Bashar Shuaib, 22, a leftist activist, said he believed leftists were more exposed to physical harm than other anti-Syrian individuals, because they were secular.
He voiced his concern over the lack of protection, which he said other anti-Syrian figures enjoyed because they belonged to opposition groups that represented powerful sects.
"But no one protects us and that's why we feel we're an easy target," he told Aljazeera.net.
"I think the (Syrian) Baath regime with its Lebanese machine has reached the level of zero tolerance"
Leader of the Democratic Left Movement
Lebanon's political system is based on a delicate and complex sectarian balance drawn up to please the sects, especially the Christian minority.
Beshara Charbel, editor-in-chief of al-Balad newspaper, agreed, saying that leftists are the "weak group" in Lebanon. "That's why reactions to assassinations targeting leftist figures are limited to an elite and there's no danger of having a huge outrage at this critical stage," he told Aljazeera.net.
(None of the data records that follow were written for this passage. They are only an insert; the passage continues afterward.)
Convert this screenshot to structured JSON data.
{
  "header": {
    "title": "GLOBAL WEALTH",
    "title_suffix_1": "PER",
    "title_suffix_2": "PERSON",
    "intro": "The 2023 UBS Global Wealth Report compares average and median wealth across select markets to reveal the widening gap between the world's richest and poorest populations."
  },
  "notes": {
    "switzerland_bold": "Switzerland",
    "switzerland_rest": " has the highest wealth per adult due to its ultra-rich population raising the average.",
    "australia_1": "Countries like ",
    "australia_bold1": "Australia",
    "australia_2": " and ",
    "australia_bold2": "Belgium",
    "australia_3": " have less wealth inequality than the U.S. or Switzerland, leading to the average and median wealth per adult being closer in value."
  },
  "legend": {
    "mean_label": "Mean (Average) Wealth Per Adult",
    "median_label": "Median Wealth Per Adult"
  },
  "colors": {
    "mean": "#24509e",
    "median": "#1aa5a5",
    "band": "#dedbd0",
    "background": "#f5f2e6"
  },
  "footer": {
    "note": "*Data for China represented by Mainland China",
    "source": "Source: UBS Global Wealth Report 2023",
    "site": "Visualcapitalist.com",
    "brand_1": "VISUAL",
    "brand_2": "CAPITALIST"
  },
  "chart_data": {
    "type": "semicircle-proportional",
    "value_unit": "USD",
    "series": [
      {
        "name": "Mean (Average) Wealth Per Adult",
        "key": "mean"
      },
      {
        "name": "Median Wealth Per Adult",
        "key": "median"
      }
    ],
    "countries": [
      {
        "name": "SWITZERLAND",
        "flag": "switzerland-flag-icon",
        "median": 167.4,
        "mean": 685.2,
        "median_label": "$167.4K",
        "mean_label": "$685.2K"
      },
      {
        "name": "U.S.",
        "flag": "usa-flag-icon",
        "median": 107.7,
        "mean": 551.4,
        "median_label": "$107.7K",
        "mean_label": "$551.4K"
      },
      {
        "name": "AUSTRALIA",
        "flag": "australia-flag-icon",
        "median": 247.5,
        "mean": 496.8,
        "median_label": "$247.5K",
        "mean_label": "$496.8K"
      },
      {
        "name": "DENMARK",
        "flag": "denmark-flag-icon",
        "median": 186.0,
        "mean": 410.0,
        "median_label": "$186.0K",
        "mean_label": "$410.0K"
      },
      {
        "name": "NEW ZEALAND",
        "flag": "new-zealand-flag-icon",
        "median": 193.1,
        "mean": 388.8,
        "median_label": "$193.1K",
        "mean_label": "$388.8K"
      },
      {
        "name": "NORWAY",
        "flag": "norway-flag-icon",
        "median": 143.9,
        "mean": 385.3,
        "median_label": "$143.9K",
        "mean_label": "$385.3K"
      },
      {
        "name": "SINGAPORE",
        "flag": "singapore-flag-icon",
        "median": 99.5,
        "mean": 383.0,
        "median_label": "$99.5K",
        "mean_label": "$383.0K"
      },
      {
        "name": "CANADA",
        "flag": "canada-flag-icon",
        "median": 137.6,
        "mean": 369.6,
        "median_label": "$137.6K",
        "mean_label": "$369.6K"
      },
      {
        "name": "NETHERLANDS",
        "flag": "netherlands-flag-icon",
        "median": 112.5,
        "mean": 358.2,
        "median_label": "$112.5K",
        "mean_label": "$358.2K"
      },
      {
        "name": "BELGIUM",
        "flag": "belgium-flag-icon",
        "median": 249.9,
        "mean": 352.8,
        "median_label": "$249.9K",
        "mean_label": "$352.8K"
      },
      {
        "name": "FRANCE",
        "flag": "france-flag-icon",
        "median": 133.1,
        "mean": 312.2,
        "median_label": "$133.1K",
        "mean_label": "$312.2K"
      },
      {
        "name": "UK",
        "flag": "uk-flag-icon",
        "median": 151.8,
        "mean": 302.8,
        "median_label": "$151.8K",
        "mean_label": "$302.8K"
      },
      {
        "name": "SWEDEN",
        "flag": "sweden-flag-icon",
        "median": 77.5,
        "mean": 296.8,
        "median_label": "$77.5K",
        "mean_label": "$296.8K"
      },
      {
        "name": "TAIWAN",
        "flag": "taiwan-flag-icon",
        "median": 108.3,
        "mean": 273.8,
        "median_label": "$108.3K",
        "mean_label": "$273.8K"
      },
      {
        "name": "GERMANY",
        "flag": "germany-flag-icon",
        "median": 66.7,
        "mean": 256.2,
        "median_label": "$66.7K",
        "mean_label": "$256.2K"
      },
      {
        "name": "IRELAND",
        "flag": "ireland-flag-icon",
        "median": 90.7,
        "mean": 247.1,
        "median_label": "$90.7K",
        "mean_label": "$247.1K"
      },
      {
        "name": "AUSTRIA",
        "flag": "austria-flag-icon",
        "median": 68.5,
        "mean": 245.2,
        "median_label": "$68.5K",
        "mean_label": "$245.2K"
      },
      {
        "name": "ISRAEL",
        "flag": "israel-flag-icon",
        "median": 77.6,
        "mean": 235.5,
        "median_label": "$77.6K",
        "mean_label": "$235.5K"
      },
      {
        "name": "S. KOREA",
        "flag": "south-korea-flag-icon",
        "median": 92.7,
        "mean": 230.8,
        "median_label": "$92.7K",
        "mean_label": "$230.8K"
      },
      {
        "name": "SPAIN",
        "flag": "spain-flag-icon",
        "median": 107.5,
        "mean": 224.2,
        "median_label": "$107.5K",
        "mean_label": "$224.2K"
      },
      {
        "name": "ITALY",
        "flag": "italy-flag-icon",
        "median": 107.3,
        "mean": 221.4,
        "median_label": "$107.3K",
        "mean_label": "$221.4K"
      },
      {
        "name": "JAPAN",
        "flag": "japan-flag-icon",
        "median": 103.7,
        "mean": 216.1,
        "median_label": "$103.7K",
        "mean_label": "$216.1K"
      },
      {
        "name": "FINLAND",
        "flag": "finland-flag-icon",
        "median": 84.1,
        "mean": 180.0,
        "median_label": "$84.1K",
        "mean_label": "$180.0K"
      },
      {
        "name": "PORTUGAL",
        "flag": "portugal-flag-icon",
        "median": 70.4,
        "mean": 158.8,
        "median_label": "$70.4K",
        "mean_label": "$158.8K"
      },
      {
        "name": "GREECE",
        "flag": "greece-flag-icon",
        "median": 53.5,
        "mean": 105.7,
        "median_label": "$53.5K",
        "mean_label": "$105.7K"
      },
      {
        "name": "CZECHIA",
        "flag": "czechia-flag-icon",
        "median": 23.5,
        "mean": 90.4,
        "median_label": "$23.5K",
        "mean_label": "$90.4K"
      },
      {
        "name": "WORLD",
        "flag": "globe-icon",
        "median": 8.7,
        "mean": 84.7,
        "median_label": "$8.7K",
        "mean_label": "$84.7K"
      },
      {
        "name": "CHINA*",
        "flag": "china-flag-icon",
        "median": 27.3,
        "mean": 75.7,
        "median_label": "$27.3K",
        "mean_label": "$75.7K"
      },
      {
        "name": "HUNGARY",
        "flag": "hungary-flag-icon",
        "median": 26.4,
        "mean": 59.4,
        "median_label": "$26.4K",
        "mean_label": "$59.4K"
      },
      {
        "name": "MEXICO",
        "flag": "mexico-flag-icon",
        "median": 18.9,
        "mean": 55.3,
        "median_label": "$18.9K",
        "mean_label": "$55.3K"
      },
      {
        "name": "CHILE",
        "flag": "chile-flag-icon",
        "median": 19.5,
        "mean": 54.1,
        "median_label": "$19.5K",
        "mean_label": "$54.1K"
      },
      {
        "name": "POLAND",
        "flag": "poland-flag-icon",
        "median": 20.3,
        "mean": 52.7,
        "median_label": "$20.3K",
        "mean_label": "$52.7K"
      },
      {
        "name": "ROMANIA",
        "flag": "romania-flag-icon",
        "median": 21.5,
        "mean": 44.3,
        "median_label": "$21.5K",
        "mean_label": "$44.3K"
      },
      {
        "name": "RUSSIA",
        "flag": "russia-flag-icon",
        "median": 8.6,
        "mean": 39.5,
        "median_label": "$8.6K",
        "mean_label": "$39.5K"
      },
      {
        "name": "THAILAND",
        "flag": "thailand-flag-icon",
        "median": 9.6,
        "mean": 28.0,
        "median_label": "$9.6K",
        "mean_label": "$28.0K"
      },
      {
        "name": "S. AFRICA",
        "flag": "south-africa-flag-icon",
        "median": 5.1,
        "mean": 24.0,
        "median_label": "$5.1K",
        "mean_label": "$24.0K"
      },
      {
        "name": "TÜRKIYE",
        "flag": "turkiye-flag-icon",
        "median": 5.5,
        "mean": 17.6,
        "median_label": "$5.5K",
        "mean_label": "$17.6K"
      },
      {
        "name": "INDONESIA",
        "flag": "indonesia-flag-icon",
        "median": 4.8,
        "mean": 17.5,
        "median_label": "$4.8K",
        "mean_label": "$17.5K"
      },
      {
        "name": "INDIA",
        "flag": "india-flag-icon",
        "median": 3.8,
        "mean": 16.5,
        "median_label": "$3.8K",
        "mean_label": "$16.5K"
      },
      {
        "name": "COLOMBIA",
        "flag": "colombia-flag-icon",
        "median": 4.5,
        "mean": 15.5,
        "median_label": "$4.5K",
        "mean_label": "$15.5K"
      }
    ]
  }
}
Shuaib, Fakherddine and Charbel said they believed elected MP Elias Atallah, a leader from the Democratic Left, was on the list of assassinations.
Atallah was in charge of the protests in Martyrs' Square in the lead-up to the Syrian withdrawal from the country earlier this year. He was the military commander of the National Resistance Front fighting Israeli occupation forces during the invasion of Beirut in 1982.
Atallah has repeatedly called for the immediate resignation of Lahoud.
But Syria has repeatedly issued statements denying any involvement in bomb attacks and assassinations that have struck Beirut in the past two months.
Syrian Expatriates Minister Buthaina Shaaban, who often speaks for the government, denied last week that Damascus had drawn up an assassination hit list in Lebanon.
"Syria never had a history of hit lists... I think they should look somewhere else unless they want to use this as a pretext to target Syria without finding any proof," she said.
"The killings in Lebanon are as much dangerous for Syria than they are for Lebanon and therefore it is impossible for Syria to contemplate such a thing," she told CNN, speaking in English.
The United States accused Syria of drawing up a list of Lebanese politicians for assassinations - a charge the Syrians vehemently denied.